Serang (ANTARA) - Badan Gizi Nasional (BGN) menutup sementara dua Satuan Pelayanan Pemenuhan Gizi (SPPG) di Provinsi Banten setelah ditemukan penyajian menu Makan Bergizi Gratis (MBG) yang tidak memenuhi standar mutu dan kelayakan konsumsi.
Kepala Badan Gizi Nasional, Dadan Hindayana, melalui keterangannya di Serang, Selasa, menegaskan bahwa penindakan ini merupakan bagian dari langkah evaluasi ketat terhadap pelaksanaan program MBG, terutama selama periode Ramadhan.
"Setiap pelanggaran ada konsekuensinya, setiap ketidaksesuaian akan ditindak," tegasnya.
Baca juga: Pemkot Tangerang: Pemenuhan gizi jadi fondasi bangun keluarga kuat
Dua unit yang dihentikan operasionalnya tersebut berlokasi di Kabupaten Serang, yakni SPPG Serang Anyar Kosambironyok 2, dan di Kabupaten Lebak, yaitu SPPG Lebak Gunungkencana Sukanegara.
Ia menjelaskan bahwa tindakan tegas ini tidak hanya dilakukan di Banten. Secara nasional, terdapat 41 SPPG lain yang tersebar di 11 provinsi turut ditindak karena ditemukan pelanggaran serupa terkait standar penyajian menu.

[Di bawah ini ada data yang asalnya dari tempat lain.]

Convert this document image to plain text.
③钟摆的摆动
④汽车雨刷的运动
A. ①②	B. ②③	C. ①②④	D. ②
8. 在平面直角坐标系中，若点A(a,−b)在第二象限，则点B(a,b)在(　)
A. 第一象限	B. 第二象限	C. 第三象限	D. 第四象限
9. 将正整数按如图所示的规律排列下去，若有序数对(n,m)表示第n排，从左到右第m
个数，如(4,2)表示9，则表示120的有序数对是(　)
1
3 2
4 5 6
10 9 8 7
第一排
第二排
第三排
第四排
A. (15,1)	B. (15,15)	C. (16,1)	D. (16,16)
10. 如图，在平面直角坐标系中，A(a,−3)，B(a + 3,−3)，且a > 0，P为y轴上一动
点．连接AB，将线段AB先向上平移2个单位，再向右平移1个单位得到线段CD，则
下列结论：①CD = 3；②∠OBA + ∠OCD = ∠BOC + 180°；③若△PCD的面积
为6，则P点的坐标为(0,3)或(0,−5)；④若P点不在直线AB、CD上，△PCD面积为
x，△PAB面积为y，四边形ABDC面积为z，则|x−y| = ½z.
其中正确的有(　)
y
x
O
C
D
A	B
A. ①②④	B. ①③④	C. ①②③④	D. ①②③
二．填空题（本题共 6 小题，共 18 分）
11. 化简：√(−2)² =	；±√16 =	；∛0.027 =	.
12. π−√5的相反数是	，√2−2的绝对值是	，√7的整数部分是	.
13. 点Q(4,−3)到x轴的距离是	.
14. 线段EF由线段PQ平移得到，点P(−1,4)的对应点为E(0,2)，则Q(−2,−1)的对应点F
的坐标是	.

Menurut Dadan, program MBG bukan sekadar agenda distribusi makanan, melainkan upaya pemerintah yang sangat memperhatikan standar mutu, keamanan pangan, hingga pemenuhan gizi yang tepat bagi masyarakat.
BGN melalui Tim Investigasi SidakBGN kini memperkuat pengawasan dengan membuka kanal pengaduan bagi masyarakat. Warga yang menemukan adanya ketidaksesuaian dalam penyajian menu maupun kendala distribusi dapat melapor melalui laman resmi atau akun Instagram @sidakbgn.
Langkah ini diambil sebagai komitmen lembaga untuk menjaga transparansi serta memastikan kepercayaan publik terhadap program strategis pemerintah tersebut tetap terjaga.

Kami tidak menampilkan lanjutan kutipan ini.